Pack Promise is a great program for families with limited financial resources. Students from these families tend to be first-generation college students. As a first generation college student myself, I was really glad to see NC State has a program to help guide students through the unknowns of a large university. I served as a Pack Promise faculty mentor to a stats major (she now has a master’s degree in statistics!). We met each semester to talk about clubs to get involved with, opportunities within the department and campus, and generally answered any questions about how things work at the university. All things I wish I had when I was an undergraduate student! (I never even considered graduate school until my senior year of college!)

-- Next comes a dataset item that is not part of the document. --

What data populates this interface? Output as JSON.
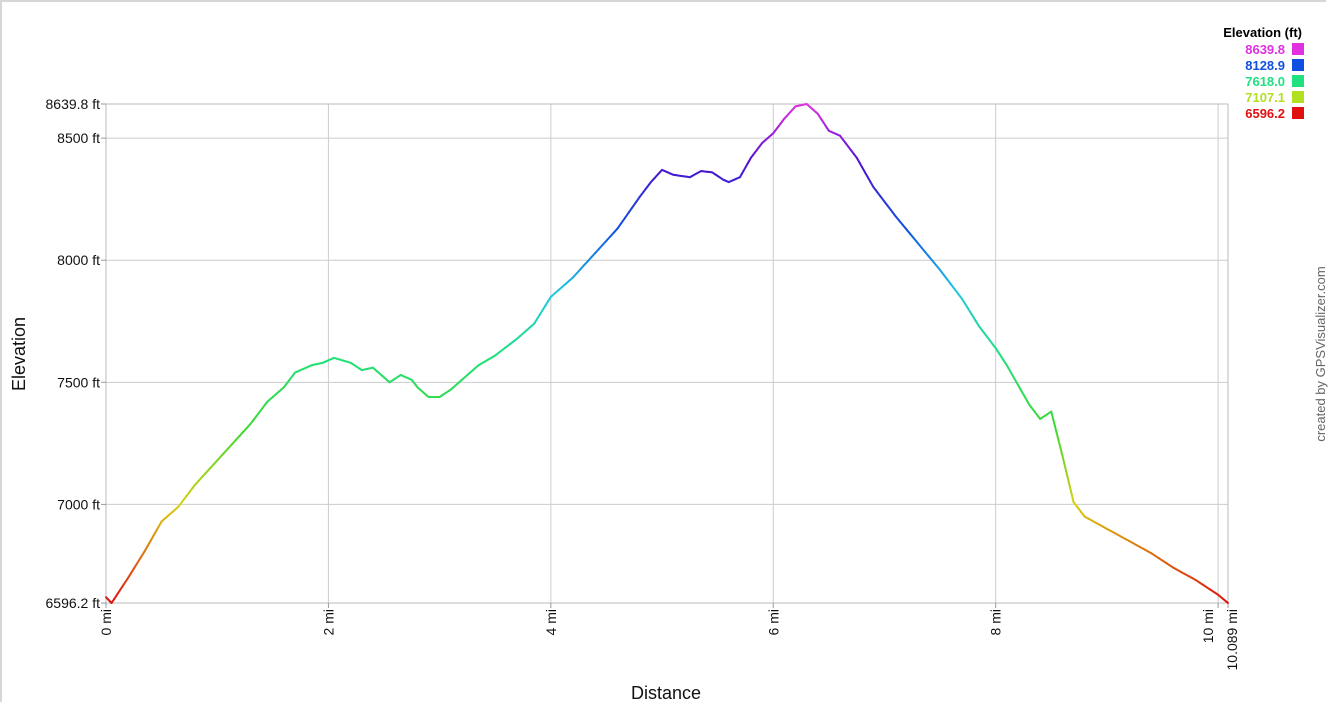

In the spring of 2023 I met Josiah Vanderkin during a networking event for our online program. Josiah was teaching 7th grade math and the curriculum at Pine Spring Preparatory Academy was a project based learning (PBL) curriculum. As part of the PBL curriculum a subject matter expert is supposed to come in and talk to the students about the material and how it is important.
I did my best to keep the students engaged (fun maps, explosions, and sports kind of worked) and to show them how statistics and probability can be used in the real world! Overall, the experience was enjoyable. The presentation used is available at this link.
In 2017 I advised Grant Swigart on a really interesting project with the Cary Police Department. The goal was:
To utilize a neutral, third party subject matter expert (NCSU Statistics) to proactively analyze Cary PD’s traffic stops on both an aggregate and individual level and determine if we have any statistically significant deviations from a normal range as it relates to officer traffic stops, searches, and arrests of women, persons of color and Hispanic heritage. Our benchmark/point of comparison will be the gender, race, and heritage of persons involved in traffic collisions as captured by Cary PD’s traffic collision reports. These data are much more representative of who makes up the motoring public than census data, which is designed purely to captures residency information. Statistical deviations from the norm in and of themselves will not to be considered indicative of wrongdoing, but rather will serve as an impetus to further examine the circumstances involved with the officer or group of officers outside the normal range.
Grant did a great job working through the data and literature (he ultimately went on to get a master’s degree in statistics from NC State). Ultimately we stopped hearing back from the Cary PD after our initial findings of some differences in traffic stop distributions.